The U.S. Food and Drug Administration announced Thursday that it is investigating certain powdered infant formula after four customer reports of children contracting serious infections.
In a news release, the FDA said infections stemming from the bacteria Cronobacter sakazakii and the strain Salmonella Newport have been linked to powdered infant formula produced in Abbott Nutrition’s Sturgis, Michigan facility.
The FDA’s investigation includes four infant illnesses in three states — Minnesota, Ohio and Texas — that possibly connect to these products and infections.
According to the administration, all four cases were hospitalized and one death might be connected to the Cronobacter sakazakii bacteria.
Consumers are advised to avoid certain powdered infant formula products that come from this location while the administration works with the U.S. Centers for Disease Control and Prevention as well as state and local partners to examine these reports.
The FDA says buyers should avoid Similac, Alimentum and EleCare formulas if it meets all of the following criteria:
- The first two digits of the code are 22 through 37.
- The code on the container contains K8, SH or Z2.
- The expiration date is 4-1-2022 (APR 2022) or later.
Parents can also type in the code on the bottom of the package at similacrecall.com to see if their product is impacted or call +1-800-986-8540.
The FDA advisory also clarified that liquid formula products or metabolic deficiency nutrition formula are not included in the warning.

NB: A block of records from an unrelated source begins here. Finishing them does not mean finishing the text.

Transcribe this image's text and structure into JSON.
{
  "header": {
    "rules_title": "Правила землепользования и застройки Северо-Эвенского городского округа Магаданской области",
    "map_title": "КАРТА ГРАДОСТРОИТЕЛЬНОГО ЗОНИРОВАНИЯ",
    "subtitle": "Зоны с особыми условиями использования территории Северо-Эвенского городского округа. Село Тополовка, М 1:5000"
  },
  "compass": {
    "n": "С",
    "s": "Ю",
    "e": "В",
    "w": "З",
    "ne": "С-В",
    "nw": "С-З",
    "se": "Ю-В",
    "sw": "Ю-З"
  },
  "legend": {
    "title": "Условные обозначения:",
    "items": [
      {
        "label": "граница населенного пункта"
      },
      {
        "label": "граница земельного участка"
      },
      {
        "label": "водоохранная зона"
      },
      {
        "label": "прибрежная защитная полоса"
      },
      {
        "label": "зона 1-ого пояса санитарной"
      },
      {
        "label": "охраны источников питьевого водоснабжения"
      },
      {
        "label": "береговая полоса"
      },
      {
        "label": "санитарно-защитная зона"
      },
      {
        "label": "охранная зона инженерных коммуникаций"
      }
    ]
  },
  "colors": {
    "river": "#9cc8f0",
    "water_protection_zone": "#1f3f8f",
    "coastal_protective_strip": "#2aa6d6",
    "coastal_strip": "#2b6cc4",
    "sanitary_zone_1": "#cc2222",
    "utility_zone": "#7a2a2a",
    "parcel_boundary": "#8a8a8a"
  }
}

“As this is a product used as the sole source of nutrition for many of our nation’s newborns and infants, the FDA is deeply concerned about these reports of bacterial infections,” Frank Yiannas, FDA deputy commissioner for food policy and response, said in the news release. “We want to reassure the public that we’re working diligently with our partners to investigate complaints related to these products, which we recognize include infant formula produced at this facility, while we work to resolve this safety concern as quickly as possible.”
According to the FDA, symptoms of Cronobacter bacteria include life-threatening infections like sepsis, meningitis, temperature changes and bowel damage. Salmonella can also cause life-threatening conditions. Other symptoms include fever, abdominal cramps, aches, fever, diarrhea.
If parents or caregivers notice an infant has these symptoms or recently consumed these products, the FDA encourages them to contact a healthcare provider and receive medical care immediately.
In a statement, Abbott Nutrition issued a voluntary recall for the impacted products and said the company's testing showed no distributed product has tested positive for the presence of either bacteria.
“Additionally, retained samples related to the three complaints for Cronobacter sakazakii tested negative for Cronobacter sakazakii,” the statement said. “And the retained sample related to the complaint for Salmonella Newport tested negative for Salmonella Newport.”
In a statement to TODAY, a spokesperson said Abbott Nutrition values the trust of parents to provide safe food for their kids and that it will “do whatever it takes to keep that trust and resolve this situation.”
The FDA warning comes amidst a baby formula shortage. Major chains like CVS, Walmart and Target are currently battling supply issues.
Dr. Kate Lockwood, a pediatrician at Children’s Hospital of Philadelphia, previously spoke to TODAY about tips parents and caregivers can use to feed their children.
Lockwood shared that doctors can request special shipments for their patients who are in need of particular formulas. She also noted that doctors can suggest a regulated breast milk bank to use.
“Sometimes smaller mom and pop stores carry formula,” Lockwood said. “Think about places that might not have their shelves wiped out, like family-owned pharmacies and convenience stores.”
Both Lockwood and the FDA warned against making formula at home. The agency cautioned that making formula can cause “very serious health concerns” for a baby.